New to this forum but not to all things PC..

I'm hoping someone out there might be able to help me. I have picked up a rather natty little 7-in-1 card reader which also includs on the face plate an S-Video and Analogue Video in-port. The reader came with a 4-pin connector cable to fit onto (presumabley) a 4-pin header. The card reader is made by Hewlet Packard (if that is significant).

My question is - does anyone know of a Motherboard with this kind of header/ connector on? I don't need to upgrade my current system just yet, but will be doing so at some point next year and if there is a motherboard with this kind of facility etc.. or is this going to be one of those wonderful things that will only work with a particular HP motherboard or dedicated graphics card?
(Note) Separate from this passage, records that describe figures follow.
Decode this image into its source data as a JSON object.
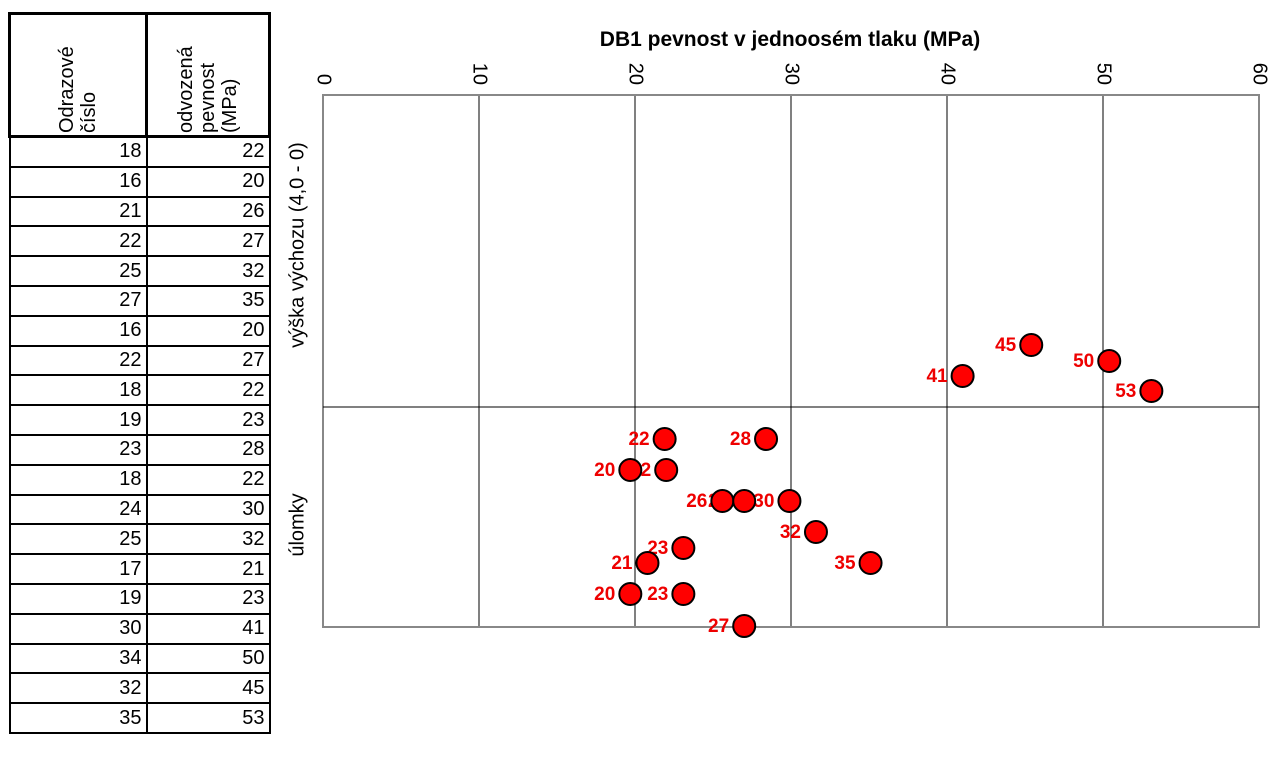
{
  "table": {
    "header": [
      "Odrazové číslo",
      "odvozená pevnost (MPa)"
    ],
    "rows": [
      [
        18,
        22
      ],
      [
        16,
        20
      ],
      [
        21,
        26
      ],
      [
        22,
        27
      ],
      [
        25,
        32
      ],
      [
        27,
        35
      ],
      [
        16,
        20
      ],
      [
        22,
        27
      ],
      [
        18,
        22
      ],
      [
        19,
        23
      ],
      [
        23,
        28
      ],
      [
        18,
        22
      ],
      [
        24,
        30
      ],
      [
        25,
        32
      ],
      [
        17,
        21
      ],
      [
        19,
        23
      ],
      [
        30,
        41
      ],
      [
        34,
        50
      ],
      [
        32,
        45
      ],
      [
        35,
        53
      ]
    ]
  },
  "chart_data": {
    "type": "dot",
    "title": "DB1 pevnost v jednoosém tlaku (MPa)",
    "categories": [
      "výška výchozu (4,0 - 0)",
      "úlomky"
    ],
    "values": [
      [
        45.4,
        50.4,
        41.0,
        53.1
      ],
      [
        21.9,
        28.4,
        19.7,
        22.0,
        25.6,
        27.0,
        29.9,
        31.6,
        23.1,
        35.1,
        20.8,
        19.7,
        23.1,
        27.0
      ]
    ],
    "value_labels": [
      [
        "45",
        "50",
        "41",
        "53"
      ],
      [
        "22",
        "28",
        "20",
        "22",
        "26",
        "27",
        "30",
        "32",
        "23",
        "35",
        "21",
        "20",
        "23",
        "27"
      ]
    ],
    "color": "#ff0000",
    "label_color": "#ee0000",
    "xlim": [
      0,
      60
    ],
    "xticks": [
      0,
      10,
      20,
      30,
      40,
      50,
      60
    ],
    "grid": true
  }
}
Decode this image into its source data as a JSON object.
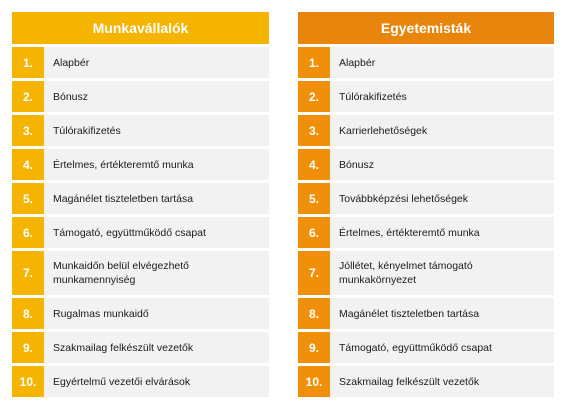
{
  "panels": [
    {
      "title": "Munkavállalók",
      "header_color": "#f5b400",
      "number_color": "#f5b400",
      "items": [
        {
          "num": "1.",
          "label": "Alapbér"
        },
        {
          "num": "2.",
          "label": "Bónusz"
        },
        {
          "num": "3.",
          "label": "Túlórakifizetés"
        },
        {
          "num": "4.",
          "label": "Értelmes, értékteremtő munka"
        },
        {
          "num": "5.",
          "label": "Magánélet tiszteletben tartása"
        },
        {
          "num": "6.",
          "label": "Támogató, együttműködő csapat"
        },
        {
          "num": "7.",
          "label": "Munkaidőn belül elvégezhető munkamennyiség"
        },
        {
          "num": "8.",
          "label": "Rugalmas munkaidő"
        },
        {
          "num": "9.",
          "label": "Szakmailag felkészült vezetők"
        },
        {
          "num": "10.",
          "label": "Egyértelmű vezetői elvárások"
        }
      ]
    },
    {
      "title": "Egyetemisták",
      "header_color": "#e8850c",
      "number_color": "#f0900a",
      "items": [
        {
          "num": "1.",
          "label": "Alapbér"
        },
        {
          "num": "2.",
          "label": "Túlórakifizetés"
        },
        {
          "num": "3.",
          "label": "Karrierlehetőségek"
        },
        {
          "num": "4.",
          "label": "Bónusz"
        },
        {
          "num": "5.",
          "label": "Továbbképzési lehetőségek"
        },
        {
          "num": "6.",
          "label": "Értelmes, értékteremtő munka"
        },
        {
          "num": "7.",
          "label": "Jóllétet, kényelmet támogató munkakörnyezet"
        },
        {
          "num": "8.",
          "label": "Magánélet tiszteletben tartása"
        },
        {
          "num": "9.",
          "label": "Támogató, együttműködő csapat"
        },
        {
          "num": "10.",
          "label": "Szakmailag felkészült vezetők"
        }
      ]
    }
  ]
}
Any help or advice greatly appreciated..

Thanks.
 

Crashman

Polypheme
Former Staff
Video input is normally done with a TV tuner card or VIVO graphics card. There are other types of analog video input cards, most are made for the video security industry but Turtle Beach makes one for professional video editing. There are also a few cheaper amature analog Video Input cards which are basically just TV tuner cards with the tuner removed. Many have a blank spot with solder points for the tuner.
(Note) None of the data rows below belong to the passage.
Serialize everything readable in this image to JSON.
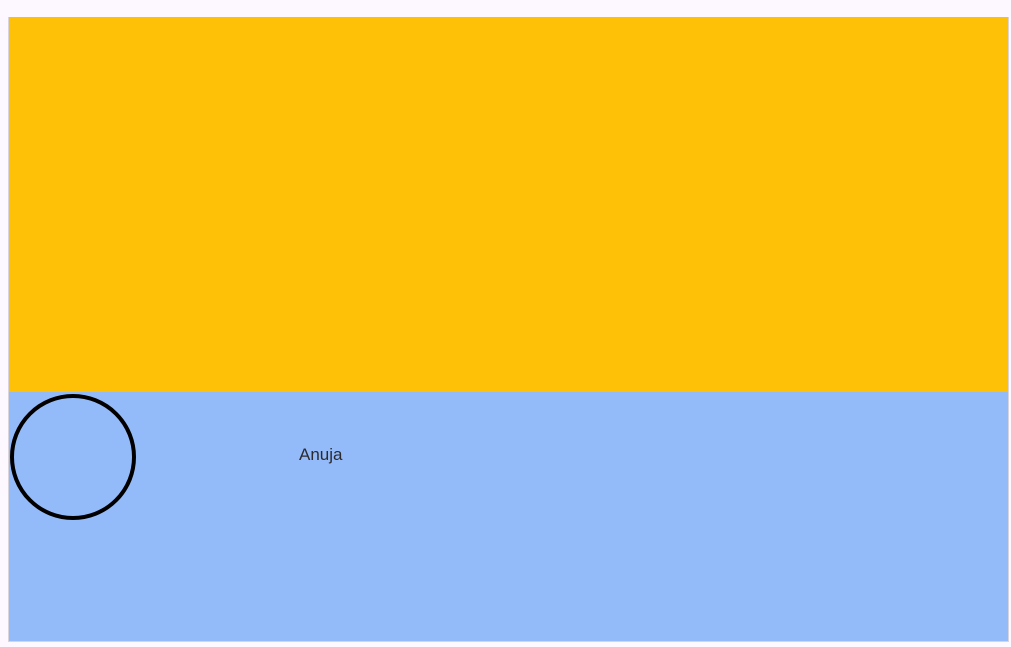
{
  "colors": {
    "page_background": "#fdf7ff",
    "header_banner": "#ffc107",
    "profile_panel": "#94bbf9",
    "avatar_border": "#000000",
    "text": "#2b2b2f"
  },
  "profile": {
    "avatar_icon": "avatar-placeholder-circle",
    "name": "Anuja"
  }
}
Anyway, some input cards or VIVO cards use a four-pin header, ATI used it on their Radeon 8500DV, where it looked like a floppy power header I believe (which is odd, since they also used a floppy power header on later high-end cards for adding extra power)! Oh, and those ATI VIVO and All-In-Wonder cards with the yellow CD-ROM type connector...that's also a video input. On AIW cards, the white mini audio connector is an audio output.

S-Video and Composite are the two standards you're refering to, both are analog.